Toplumları anlamak için zamanı, kültür değerlerini ve toplumun ruhsal farklılıklarını, araştırmaları, fikirleri, düşünceleri ve yorumları birlikte değerlendirmek gerekir.

Tarih süreçte zaman ve mekân kavramları ile birlikte, toplumun yaşadığı sosyal, kültürel yapıyı bilimsel gerçekler ışığında ele almak, bizi sağlıklı kararlara ve görüşlere götürür.

Zamanın ruhunu anlayamayanlar ve kavrayamayalar toplumun kimliğini, benliğini ve kişiliğini tam olarak değerlendiremezler.

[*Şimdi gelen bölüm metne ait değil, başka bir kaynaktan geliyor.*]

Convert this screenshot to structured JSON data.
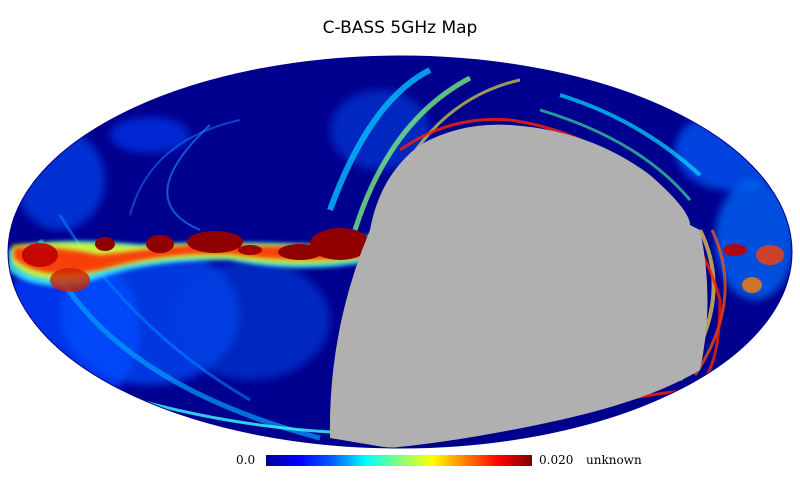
{
  "title": "C-BASS 5GHz Map",
  "colorbar": {
    "min_label": "0.0",
    "max_label": "0.020",
    "unit_label": "unknown",
    "colormap": [
      "#00008f",
      "#0000ff",
      "#0060ff",
      "#00ffff",
      "#7fff7f",
      "#ffff00",
      "#ff8000",
      "#ff0000",
      "#800000"
    ]
  },
  "map": {
    "projection": "Mollweide",
    "background_color": "#00008f",
    "mask_color": "#b0b0b0",
    "min_value": 0.0,
    "max_value": 0.02
  }
}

Bütün alanlarda ve özellikle toplum yönetiminde görev alanlar ve diğer sorumlular zamanın ruhunu doğru algılamak durumundadırlar.

Yüzyıllar boyunca, geçmişten geleceğe akıp giden toplumsal değerleri sağlam ve sağlıklı bir şekilde değerlendiremeyenler, zamanın ruhunu kavrayamayanlardır.

Nasrettin Hocaya sormuşlar:

"Neden her sabah gün ışımaya başlayınca dışarı çıkan insanlar sağa, solan ve dört bir yana gidiyorlar? Neden hep bir yöne gitmiyorlar?

Nasrettin Hoca şöyle cevap verir: Eğer insanların hepsi bir tarafa ve hep bir yöne giderse dünyanın dengesi bozulur..."

İnsanın, toplumun ve dünyanın dengeye ihtiyacı var. Fiziki, felsefi, sosyal, kültürel, siyasal ve ekonomik tüm yönlerden denge unsurları birbiriyle bütünleşmeye ve uyum sağlamaya çalışır. Bunu göremeyen insanlar, toplumla, ülkeler, yöneticiler ve uluslar huzur bulamazlar. Oysa dünyada insanların ve toplumların aradığı huzurdur. Huzur mutluluğun, verimin, başarının ve sağlıklı yaşamanın temelidir.